Антология советского детектива-38. Компиляция. Книги 1-20
Шрифт:
— Сейчас вы все отрицаете. Почему же вы подписали протокол допроса?
— А разве синьору прокурору не известно, что все следствие в Особом трибунале основано на особых средствах воздействия? — Баронтини кулаком ударил себя по скуле. — Пусть я умру без исповеди, если это неправда, пусть мой рот будет жрать дерьмо, если я вру! Да если бы мне тот карлик в мундире приказал сознаться, что это моя подпись стоит на казначейских билетах, — я и под этим подписался бы… Как говорил Фигаро в комедии Бомарше: я надеюсь на вашу справедливость, синьор судья, хотя вы и служитель правосудия…

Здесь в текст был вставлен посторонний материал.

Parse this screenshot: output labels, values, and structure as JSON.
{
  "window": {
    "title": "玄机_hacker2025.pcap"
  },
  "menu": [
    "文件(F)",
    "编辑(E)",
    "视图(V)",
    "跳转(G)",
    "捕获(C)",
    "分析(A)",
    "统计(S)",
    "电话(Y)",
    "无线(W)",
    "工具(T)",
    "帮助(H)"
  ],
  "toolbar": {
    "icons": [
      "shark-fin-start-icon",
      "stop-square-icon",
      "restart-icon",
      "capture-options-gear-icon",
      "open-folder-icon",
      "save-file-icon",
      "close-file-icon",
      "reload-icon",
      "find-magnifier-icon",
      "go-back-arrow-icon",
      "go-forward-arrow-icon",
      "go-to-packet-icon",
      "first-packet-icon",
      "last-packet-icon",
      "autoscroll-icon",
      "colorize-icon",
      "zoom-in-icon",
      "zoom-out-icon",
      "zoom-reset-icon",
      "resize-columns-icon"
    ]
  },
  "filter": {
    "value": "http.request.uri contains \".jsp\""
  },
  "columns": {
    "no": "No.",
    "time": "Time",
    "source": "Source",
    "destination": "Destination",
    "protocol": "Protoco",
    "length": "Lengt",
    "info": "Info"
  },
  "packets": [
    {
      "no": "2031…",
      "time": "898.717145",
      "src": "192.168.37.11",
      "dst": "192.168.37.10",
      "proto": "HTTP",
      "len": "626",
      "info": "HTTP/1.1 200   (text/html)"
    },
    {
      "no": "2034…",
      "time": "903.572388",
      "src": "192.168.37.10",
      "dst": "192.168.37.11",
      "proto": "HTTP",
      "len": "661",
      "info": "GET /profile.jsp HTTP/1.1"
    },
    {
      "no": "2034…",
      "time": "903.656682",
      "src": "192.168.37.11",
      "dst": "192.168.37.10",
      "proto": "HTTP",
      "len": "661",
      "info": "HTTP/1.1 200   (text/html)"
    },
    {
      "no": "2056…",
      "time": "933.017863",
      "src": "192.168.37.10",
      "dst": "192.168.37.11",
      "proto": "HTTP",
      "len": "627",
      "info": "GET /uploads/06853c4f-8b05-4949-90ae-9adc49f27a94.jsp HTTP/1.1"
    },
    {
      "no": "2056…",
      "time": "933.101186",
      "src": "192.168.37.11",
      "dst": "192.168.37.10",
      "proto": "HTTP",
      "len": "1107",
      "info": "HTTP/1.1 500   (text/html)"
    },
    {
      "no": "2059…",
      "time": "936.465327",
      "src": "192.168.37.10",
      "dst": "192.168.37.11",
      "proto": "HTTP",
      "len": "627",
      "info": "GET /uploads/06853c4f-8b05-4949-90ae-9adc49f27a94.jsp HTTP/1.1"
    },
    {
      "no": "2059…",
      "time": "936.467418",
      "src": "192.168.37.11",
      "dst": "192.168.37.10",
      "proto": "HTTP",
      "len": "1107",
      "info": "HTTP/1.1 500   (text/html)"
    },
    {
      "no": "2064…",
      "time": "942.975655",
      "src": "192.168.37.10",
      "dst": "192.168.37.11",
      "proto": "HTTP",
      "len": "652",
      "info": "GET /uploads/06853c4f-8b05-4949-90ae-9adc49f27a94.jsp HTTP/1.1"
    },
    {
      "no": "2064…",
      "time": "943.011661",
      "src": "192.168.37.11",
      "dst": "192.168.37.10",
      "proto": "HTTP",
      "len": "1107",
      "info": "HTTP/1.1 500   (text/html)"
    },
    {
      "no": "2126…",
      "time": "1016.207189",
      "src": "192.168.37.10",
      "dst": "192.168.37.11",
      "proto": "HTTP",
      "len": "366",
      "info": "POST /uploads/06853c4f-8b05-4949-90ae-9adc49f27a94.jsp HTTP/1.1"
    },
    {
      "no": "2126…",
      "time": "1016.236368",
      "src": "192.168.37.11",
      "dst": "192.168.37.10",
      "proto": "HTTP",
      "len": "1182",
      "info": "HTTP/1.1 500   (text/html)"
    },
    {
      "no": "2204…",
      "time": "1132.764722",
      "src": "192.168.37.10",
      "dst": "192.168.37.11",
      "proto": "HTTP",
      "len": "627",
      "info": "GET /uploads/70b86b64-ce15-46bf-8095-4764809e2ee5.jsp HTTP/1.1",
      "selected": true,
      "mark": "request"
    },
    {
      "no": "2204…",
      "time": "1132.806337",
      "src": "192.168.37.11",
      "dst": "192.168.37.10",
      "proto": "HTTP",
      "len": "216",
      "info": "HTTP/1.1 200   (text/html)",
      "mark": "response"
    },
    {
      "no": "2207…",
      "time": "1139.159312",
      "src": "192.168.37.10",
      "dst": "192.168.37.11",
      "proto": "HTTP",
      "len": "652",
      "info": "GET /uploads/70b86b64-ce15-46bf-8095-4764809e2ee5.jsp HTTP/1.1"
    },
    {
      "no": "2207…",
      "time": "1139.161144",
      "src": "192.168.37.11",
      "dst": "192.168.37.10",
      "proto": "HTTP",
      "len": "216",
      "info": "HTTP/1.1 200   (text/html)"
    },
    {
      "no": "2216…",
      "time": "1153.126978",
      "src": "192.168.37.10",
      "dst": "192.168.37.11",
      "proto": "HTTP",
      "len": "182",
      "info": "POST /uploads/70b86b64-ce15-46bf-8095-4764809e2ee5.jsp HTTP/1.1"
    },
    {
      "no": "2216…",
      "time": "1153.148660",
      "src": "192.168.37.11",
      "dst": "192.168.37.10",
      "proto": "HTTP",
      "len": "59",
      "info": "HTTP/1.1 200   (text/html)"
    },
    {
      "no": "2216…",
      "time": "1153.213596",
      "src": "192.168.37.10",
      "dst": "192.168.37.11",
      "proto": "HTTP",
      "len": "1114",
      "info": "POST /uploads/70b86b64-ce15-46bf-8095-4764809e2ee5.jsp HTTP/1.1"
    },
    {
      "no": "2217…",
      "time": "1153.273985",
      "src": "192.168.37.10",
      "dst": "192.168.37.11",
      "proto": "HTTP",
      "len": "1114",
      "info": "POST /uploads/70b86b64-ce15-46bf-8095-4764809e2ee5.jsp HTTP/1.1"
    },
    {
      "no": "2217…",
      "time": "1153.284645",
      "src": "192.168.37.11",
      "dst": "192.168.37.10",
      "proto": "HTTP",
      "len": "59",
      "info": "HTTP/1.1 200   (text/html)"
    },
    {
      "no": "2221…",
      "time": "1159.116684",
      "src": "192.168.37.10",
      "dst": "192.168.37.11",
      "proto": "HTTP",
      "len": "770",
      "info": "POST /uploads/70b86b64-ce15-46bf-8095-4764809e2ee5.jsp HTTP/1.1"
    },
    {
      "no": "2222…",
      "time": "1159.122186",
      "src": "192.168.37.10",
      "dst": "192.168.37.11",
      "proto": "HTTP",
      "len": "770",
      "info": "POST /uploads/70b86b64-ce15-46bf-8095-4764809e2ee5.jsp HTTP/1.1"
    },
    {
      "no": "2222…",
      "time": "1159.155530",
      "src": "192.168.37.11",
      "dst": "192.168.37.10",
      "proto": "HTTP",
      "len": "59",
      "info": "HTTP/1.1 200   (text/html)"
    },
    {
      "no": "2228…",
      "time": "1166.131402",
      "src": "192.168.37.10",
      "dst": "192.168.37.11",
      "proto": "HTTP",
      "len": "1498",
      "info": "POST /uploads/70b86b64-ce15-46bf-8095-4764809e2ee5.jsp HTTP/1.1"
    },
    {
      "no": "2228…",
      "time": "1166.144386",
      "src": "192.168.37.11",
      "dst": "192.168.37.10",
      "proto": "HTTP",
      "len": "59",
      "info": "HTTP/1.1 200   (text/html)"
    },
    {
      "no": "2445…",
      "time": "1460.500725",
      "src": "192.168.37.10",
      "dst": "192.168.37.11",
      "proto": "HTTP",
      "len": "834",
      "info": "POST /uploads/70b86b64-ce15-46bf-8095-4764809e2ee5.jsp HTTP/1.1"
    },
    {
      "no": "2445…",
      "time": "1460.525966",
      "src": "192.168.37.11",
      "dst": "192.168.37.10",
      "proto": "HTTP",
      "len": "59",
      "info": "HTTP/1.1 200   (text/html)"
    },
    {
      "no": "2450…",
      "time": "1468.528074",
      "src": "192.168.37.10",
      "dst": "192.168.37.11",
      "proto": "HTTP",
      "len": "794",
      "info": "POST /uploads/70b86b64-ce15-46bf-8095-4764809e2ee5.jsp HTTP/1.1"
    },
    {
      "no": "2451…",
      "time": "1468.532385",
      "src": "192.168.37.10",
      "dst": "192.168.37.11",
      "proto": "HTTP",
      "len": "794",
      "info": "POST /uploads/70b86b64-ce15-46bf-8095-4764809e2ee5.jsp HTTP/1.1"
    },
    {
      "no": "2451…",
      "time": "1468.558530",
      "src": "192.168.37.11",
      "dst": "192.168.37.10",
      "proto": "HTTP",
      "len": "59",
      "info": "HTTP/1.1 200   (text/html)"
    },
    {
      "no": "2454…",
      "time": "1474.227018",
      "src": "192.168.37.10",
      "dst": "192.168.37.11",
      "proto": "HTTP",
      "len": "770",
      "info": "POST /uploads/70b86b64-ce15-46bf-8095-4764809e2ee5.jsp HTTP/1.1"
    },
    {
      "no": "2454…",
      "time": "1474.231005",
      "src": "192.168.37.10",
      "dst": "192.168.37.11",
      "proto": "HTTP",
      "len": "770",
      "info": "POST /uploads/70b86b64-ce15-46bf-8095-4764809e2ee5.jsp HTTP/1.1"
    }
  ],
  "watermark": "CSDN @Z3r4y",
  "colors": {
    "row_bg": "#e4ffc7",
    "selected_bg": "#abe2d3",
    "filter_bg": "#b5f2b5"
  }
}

Больше прокурор за все время процесса вопросов Блудному Сыну не задавал.
Немало времени посвятил
— Вы летчик?
— Да, я летаю.
Заслуженный авиатор Лионелло подтвердил, что он давал уроки подзащитному почти год. Кертнер при полетах делал немало ошибок, но в его поведении на земле ничего предосудительного не было. Лионелло с достоинством направился к своему месту, нещадно скрипя кожаными доспехами авиатора.
— За несколько лет жизни в гостеприимной Италии, — сказал по этому же поводу Кертнер, — меня только однажды предупредили, что снимать запрещено.
— Где же? — насторожился прокурор.
— А вы разве не знаете? В музее Ватикана. Там не разрешают брать с собой фотоаппарат. А кроме того, запрещено входить с обнаженными плечами.
По залу прошел смешок.
На следствии и все три дня, пока шел суд, Кертнер выгораживал других обвиняемых, тем самым взваливая еще больший груз на свои широкие, чуть сутулые плечи.
А чтобы это выглядело естественно и не вызывало подозрений, Кертнер не гнушался, когда нужно было, выставлять в непривлекательном виде тех, кого прокурор называл соучастниками. Сами посудите, разве опытный делец мог довериться таким несообразительным, бестолковым людям, разве он стал бы делиться своими планами с людьми, которые так плохо разбираются в технических новинках, а еще хуже — в политике, не читают даже «Мессаджеро»? Да никогда!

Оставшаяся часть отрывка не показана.